THE TRIAL (1962 Astor Pictures)
Directed by Orson Welles
In some ways, it’s a shame that Orson Welles made Citizen Kane, and made it as his first picture. It seems to enable general audiences to ignorantly overlook an extensive and mostly excellent body of work. One of my favorites, and a film Welles himself once referred to as “the best film I have ever made,” is 1962’s The Trial. Welles tackles the Kafka novel of the same name with a masterful understanding of its source.
The tale is a surreal examination of a corrupt justice system in a vaguely dystopian society. Welles brings Kafka’s surrealism to screen in what might be the most strikingly acute representation of dream logic ever filmed. Certainly closer in feeling to my dreams than anything Buñuel or David Lynch ever made, great as their work remains. In The Trial, The tension is brought to a slow boil, as opposed to any cheap scenes of outright horror. The film has been compared to a nightmare, and too often cinematic portrayals of nightmares defer to sensationalized moments of screeching noise and hellish imagery, neglecting that ineffable feeling of dread that accompanies true nightmares in the moment. That feeling of fear and not being entirely sure what it is triggering the state of alarm.
A story like this could easily come off as cold, but the narrative focuses on the man himself over the system oppressing him, grounding the story through his point of view. Anthony Perkins plays the accused, only he and the audience are never told what crime he allegedly committed to warrant the persecution.
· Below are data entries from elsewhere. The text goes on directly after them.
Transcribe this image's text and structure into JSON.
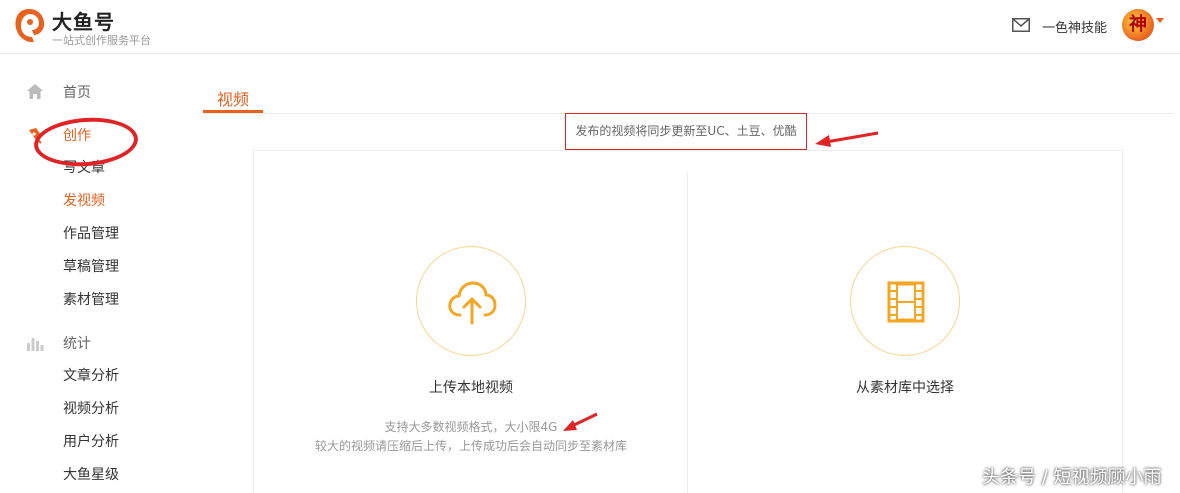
{
  "header": {
    "brand_name": "大鱼号",
    "brand_tagline": "一站式创作服务平台",
    "username": "一色神技能",
    "avatar_text": "神"
  },
  "sidebar": {
    "home_label": "首页",
    "create_label": "创作",
    "create_items": [
      "写文章",
      "发视频",
      "作品管理",
      "草稿管理",
      "素材管理"
    ],
    "active_item": "发视频",
    "stats_label": "统计",
    "stats_items": [
      "文章分析",
      "视频分析",
      "用户分析",
      "大鱼星级"
    ]
  },
  "main": {
    "tab_label": "视频",
    "notice": "发布的视频将同步更新至UC、土豆、优酷",
    "upload_card": {
      "title": "上传本地视频",
      "hint_line1": "支持大多数视频格式，大小限4G",
      "hint_line2": "较大的视频请压缩后上传，上传成功后会自动同步至素材库"
    },
    "library_card": {
      "title": "从素材库中选择"
    }
  },
  "watermark": "头条号 / 短视频顾小雨",
  "colors": {
    "accent": "#e8611f",
    "icon_orange": "#f5a623",
    "annotation_red": "#e02426"
  },
  "icons": {
    "logo": "fish-logo",
    "mail": "mail-icon",
    "home": "home-icon",
    "create": "pen-icon",
    "stats": "bar-chart-icon",
    "upload": "cloud-upload-icon",
    "library": "film-icon"
  }
}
It feeds into the dreamlike fear of not having all the pieces, a fear of the unknown, and ultimately a lack of control. It’s a powerlessness in dreams that parallels the powerlessness many feel at the hands of a cold and impersonal judicial system, and the marriage makes for one of the most emotionally compelling movies of this type.
The more confused we get, the more helpless we feel along with the accused. But the film never goes so off the rails that we’re lost completely. It gives the feeling of drowning while being so close to the surface. We can almost piece it together, but it’s murky. The feeling of disorientation doubling as a way to generate fear, and further represent how many must feel being subjected to the complexities of the legal system.
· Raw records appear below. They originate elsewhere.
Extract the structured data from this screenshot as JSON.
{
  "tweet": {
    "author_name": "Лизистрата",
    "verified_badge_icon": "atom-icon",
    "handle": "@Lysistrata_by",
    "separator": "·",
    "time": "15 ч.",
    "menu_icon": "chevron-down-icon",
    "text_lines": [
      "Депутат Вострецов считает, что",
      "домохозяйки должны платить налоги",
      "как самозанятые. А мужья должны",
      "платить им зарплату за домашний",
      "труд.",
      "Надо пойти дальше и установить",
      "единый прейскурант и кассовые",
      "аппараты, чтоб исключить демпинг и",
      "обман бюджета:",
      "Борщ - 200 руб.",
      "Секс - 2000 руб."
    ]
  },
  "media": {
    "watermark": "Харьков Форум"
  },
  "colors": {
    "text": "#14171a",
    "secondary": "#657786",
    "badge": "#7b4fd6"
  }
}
The visual language of the film is anchored by a bleak but soft black and white. Welles impresses with his typically inventive shots and images, many left off kilter in the slightest of ways, making extensive use of shadows, auras, and ambiguity. Rooms lead where it’s not possible to go, settings feel strange, and the extras make no noise. They’re strange and bizarre placeholders in the background, silent and faceless observers.
In spite of the narrative inducing the sensation of lacking control, it’s clear we’re in the hands of a director in total control of every aspect of his film. The cohesiveness of the story, visual style, and, mood give us something to hang onto as we’re thrust through this nightmarish tale. Every piece works in tandem to create an overlooked masterpiece from one of cinema’s geniuses, spawn from a novel by one of literature’s very same.